Fault mode in Connectivity Services Director provides you visibility into your network status and performance by displaying alarms and events generated on devices and configured services on devices. Connectivity Services Director monitors its managed devices and maintains the information it collects from the devices in a database. Fault mode displays this information in easy-to-understand graphs and in tables that you can sort and filter, allowing you to quickly visualize the state of your network, spot trends developing over time, and find important details. When certain types of events are persistent, or when the condition causing the event crosses a threshold, SNMP sends a notification, also called a trap to Connectivity Services Director.

Connectivity Services Director correlates traps, describing a condition, into an alarm . For example, multiple power supply traps coming from a device are correlated into a single power supply alarm for the device. The main purpose and benefit of monitoring functionalities is to allow the operators to quickly monitor the health (working condition), operating efficiency, traffic-handling capacity, and performance status of the managed devices and configured services such as E-Line, E-LAN, and IP.

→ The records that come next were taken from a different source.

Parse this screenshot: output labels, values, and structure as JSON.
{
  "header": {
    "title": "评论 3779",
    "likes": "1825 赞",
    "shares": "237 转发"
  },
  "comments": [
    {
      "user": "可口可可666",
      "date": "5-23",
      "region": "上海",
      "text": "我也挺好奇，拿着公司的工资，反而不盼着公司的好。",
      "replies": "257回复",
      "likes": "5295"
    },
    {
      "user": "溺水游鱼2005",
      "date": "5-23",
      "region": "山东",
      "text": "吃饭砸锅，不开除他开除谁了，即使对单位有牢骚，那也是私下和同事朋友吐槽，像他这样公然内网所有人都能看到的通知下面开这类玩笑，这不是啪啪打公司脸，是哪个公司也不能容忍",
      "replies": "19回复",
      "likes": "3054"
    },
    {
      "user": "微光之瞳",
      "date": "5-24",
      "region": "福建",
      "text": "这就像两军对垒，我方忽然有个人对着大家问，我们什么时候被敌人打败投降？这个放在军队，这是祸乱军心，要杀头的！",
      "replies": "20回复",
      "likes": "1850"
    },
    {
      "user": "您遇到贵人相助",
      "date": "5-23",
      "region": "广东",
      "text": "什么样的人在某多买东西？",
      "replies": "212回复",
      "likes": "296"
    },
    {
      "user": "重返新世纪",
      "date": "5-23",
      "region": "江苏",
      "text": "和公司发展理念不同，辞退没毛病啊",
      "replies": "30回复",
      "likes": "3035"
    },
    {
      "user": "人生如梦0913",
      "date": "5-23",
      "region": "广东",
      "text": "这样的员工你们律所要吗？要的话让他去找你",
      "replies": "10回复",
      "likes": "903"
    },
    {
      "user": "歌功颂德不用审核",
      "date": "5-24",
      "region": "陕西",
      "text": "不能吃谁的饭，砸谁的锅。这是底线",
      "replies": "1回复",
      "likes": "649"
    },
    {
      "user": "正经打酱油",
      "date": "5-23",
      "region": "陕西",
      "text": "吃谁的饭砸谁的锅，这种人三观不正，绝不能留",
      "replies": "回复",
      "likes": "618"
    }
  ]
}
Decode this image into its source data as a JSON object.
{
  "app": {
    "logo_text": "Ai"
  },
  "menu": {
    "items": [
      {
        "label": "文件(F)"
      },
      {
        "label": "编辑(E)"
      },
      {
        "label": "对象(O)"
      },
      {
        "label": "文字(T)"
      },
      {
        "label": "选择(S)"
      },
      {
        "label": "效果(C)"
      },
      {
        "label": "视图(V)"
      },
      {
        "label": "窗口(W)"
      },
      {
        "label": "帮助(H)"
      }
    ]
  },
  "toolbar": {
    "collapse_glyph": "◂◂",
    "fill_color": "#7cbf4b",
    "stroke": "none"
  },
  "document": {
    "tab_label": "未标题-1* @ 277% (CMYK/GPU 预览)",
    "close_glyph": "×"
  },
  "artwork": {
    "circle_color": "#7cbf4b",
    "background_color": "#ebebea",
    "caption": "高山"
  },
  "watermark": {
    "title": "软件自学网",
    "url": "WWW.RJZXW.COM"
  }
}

The monitoring mechanism is tool that enables the operator to understand the network health and status by drilling down to all the components of a device. The device status is marked as green, red, orange, or blue, based on the health, availability, performance and other important key performance indicators.

  • Red denotes an emergency condition, which is a system panic or other conditions that cause the routing platform to stop functioning. It also indicates that the device is offline or turned down.

  • Orange denotes an alert, which can be conditions that must be corrected immediately, such as a corrupted system database.

  • Yellow indicates a notice, which signifies conditions that are not error conditions but are of interest or might warrant special handling. It can also include a severity level equivalent to informational or debugging messages.

  • Blue denotes an informational message; no action is necessary. Informational alarms do not necessarily indicate an error. It could indicate that a device or entity has changed state.